斉藤:お店でグラブを選ぶ際に、実戦をイメージしながら手にはめてみてください。自分が守るポジションを把握した上で、重さはどうか、ポケットの深さはどうか、どういう形状がいいのか、など様々なことを確認しましょう。そして自分がグラウンドでどのように使いたいのかをイメージして、最終的にその形が自分に合っているのかを見極める。それがグラブを選ぶ際に大事なことですね。
 
――ありがとうございます。最後に将来プロ野球選手を目指すこどもたちに向けてメッセージをお願いします。
 
野球を通じて「仲間と協力すること」を学んでほしいなと思います。野球は団体競技なので、1人の力で勝つことはできません。チーム全員の力が合わさることによって大きな力を生み出すことができる。
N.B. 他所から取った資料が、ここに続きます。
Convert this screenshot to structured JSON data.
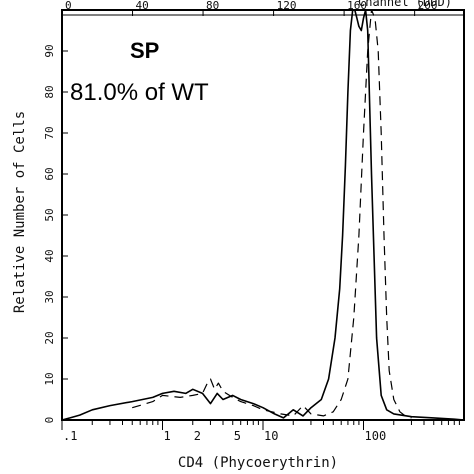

それが野球というスポーツの醍醐味なので、チームワークを大事にしてほしいですね。
 
逆に「自分1人でやってやる」とワンマンプレーのような行動を取ってしまうと、試合に勝つことは難しくなってしまいます。チームとして機能させていくために自分は何をすべきなのか、自分に与えられた役割はなんなのかを考えられるようになれば、選手としても、1人の人間としても成長するスピードが早くなるでしょう。そういう意識を持って、野球を続けていってほしいですね。